Nell’estate 2002 si è completata una campagna diagnostica
di aggiornamento della situazione registrata dallo studio di J. Russell
(1998). Nell’autunno 2002 si è inoltre intrapresa una campagna
fotografica e stereo-fotogrammetrica mirata ad incrementare le nostre
conoscenze sull’attuale stato di conservazione ed in grado di
fornire ulteriori dati che potessero essere trasferiti su basi stereo-fotogrammetriche.
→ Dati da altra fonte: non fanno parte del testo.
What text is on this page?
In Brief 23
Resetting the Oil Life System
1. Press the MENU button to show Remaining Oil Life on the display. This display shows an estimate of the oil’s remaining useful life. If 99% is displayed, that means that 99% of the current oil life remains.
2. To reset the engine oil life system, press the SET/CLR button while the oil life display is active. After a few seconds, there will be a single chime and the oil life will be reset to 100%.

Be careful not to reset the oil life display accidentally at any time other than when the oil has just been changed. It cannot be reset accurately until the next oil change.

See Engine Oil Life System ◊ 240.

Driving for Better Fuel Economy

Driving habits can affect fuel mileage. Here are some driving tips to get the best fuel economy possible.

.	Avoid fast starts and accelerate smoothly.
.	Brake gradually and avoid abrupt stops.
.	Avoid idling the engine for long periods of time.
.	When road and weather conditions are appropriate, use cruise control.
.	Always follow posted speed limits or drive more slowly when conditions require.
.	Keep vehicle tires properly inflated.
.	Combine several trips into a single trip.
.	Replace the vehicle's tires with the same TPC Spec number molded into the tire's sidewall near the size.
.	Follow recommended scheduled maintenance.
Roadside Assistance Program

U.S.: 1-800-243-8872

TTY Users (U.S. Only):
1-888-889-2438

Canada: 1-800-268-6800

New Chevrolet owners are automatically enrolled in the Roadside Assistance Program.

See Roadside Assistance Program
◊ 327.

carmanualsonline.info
Un ulteriore aspetto è quello riguardante la presentazione futura
di un complesso monumentale che costituisce una sorta di museo
all’aperto. Le operazioni hanno infatti consentito di proporre
un progetto preliminare dell’eventuale copertura della sala del
trono del palazzo.
Altri aspetti determinanti del progetto di interventi sono stati comunque
lo studio petrografico degli ortostati e l’analisi
delle diverse tipologie di degrado con le conseguenti
strategie di restauro.
Lo studio di caratterizzazione petrografica compiuto dagli esperti dell’ICR costituisce una significativa messe di informazioni che potranno ritornare utili quando si potranno riprendere interventi conservativi nella antica Ninive: un fondamentale punto di partenza, oramai acquisito, per comprendere le dinamiche di deterioramento dei materiali e per decidere le azioni preventive e di preservazione prima di un qualsiasi definitivo intervento di restauro e di allestimento dell’area archeologica.
Restano pertanto vive ed accese le speranze di poter intervenire al più presto ed in maniera definitiva per tutelare quella che costituisce, nonostante i consistenti danni fino ad oggi subiti, una delle più importanti testimonianze dell’arte di corte assira inserita nel suo contesto originario.